Risma Minta Sekolah Tingkatkan Pengawasan Siswa

Wali Kota Surabaya

RADAR MALANG ONLINE – Teror bom di Surabaya pada Minggu (13/5) lalu melibatkan anak-anak. Sejatinya mereka hanya korban dari paham yang dianut orang tuanya. Kondisi itupun mengundang perhatian dari berbagai pihak.

Wali Kota Surabaya Tri Rismaharini mengatakan, pihak sekolah wajib meningkatkan kewaspadaan terhadap anak didiknya. Kepala sekolah harus peka terhadap tingkah dan perubahan sikap siswa.

“Jika ada tanda-tanda aneh atau mencurigakan pada siswa, segera laporkan ke dinas,” kata Risma saat memberi arahan kepada seluruh kepala SD dan SMP se-Surabaya di Convention Hall, Jalan Arief Rahman Hakim, Surabaya Rabu (16/5).
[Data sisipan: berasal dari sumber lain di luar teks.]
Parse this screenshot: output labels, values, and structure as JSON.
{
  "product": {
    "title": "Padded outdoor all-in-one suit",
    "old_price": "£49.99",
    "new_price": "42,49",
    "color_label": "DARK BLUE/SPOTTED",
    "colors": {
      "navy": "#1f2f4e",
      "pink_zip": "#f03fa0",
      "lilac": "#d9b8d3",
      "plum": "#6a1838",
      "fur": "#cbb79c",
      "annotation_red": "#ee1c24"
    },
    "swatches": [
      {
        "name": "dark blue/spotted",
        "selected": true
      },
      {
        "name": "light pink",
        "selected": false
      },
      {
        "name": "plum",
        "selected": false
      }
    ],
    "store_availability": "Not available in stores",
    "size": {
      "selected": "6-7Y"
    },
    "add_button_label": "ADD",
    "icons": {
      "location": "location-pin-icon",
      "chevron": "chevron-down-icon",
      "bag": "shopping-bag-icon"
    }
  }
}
Dinas Pendidikan Kota Surabaya siap menangani jika ada siswa yang trauma atas pemberitaan teror bom. “Dinas akan menugaskan para psikolog atau psikiater untuk memberikan pendampingan,” tegas Risma.



Di tempat sama, Kepala Dinas Pendidikan Surabaya Ikhsan menambahkan, pihaknya sudah bekerja sama dengan sejumlah instansi terkait. Utamanya dalam memberikan pendampingan kepada anak korban bom yang masih dirawat di sejumlah rumah sakit.

“Kami sudah berkoordinasi dengan organisasi perangkat daerah (OPD). Antara lain Dinas Kesehatan Surabaya dan Dinas Pengendalian Penduduk, Pemberdayaan Perempuan dan Perlindungan Anak (DP5A),” sambung Ikhsan.

Selanjutnya untuk program pembinaan siswa, pihak sekolah bebas menentukan. Dapat berupa program sekolah atau pendampingan bagi murid. Sekolah juga dapat menyinkronkan program sekolah dengan melibatkan orang tua siswa.

“Kalau di luar kelas, dapat dilakukan melalui pendekatan dari hati ke hati. Misalnya program keluarga. “Sinkronkan program-program sekolah juga,” ujar Ikhsan.

Sementra itu, Kepala SMPN 1 Surabaya Titik menyatakan bahwa pihaknya sudah melakukan pembinaan. Hal itu dilakukan sebagai upaya pencegahan dampak paham radikal dan kekerasan terhadap siswa.

Salah satunya, sekolah menggelar kompetisi karya tulis atau literasi. Temanya tentang kebhinnekaan. Hasil karyanya akan disetor siswa saat penilaian akhir semester.

“Karya tulis itu bagian dari implementasi program pendidikan karakter (PPK) di sekolah kami. Antara lain mencakup aspel religius, mandiri, nasionalis, gotog royong dan integritas,” papar Titik.

Lalu Kepala SDN Putat Gede I Sudjono mengungkapkan, pihaknya tidak menginstruksikan pembinaan atau pembelajaran khusus untuk siswa. Namun selama liburan sekolah, pihaknya terus melakukan komunikasi dengan wali murid.

Tujuannya melakukan pendampingan untuk anak. Sehingga tidak terlalu terpengaruh dengan aksi teror bom dan pemberitaan tentang sejumlah penangkapan sejumlah terduga teroris di Surabaya. “Terutama saat siswa melihat share foto-foto dan tayangan korban bom yang justru membuat siswa takut dan trauma,” ucap Sudjono.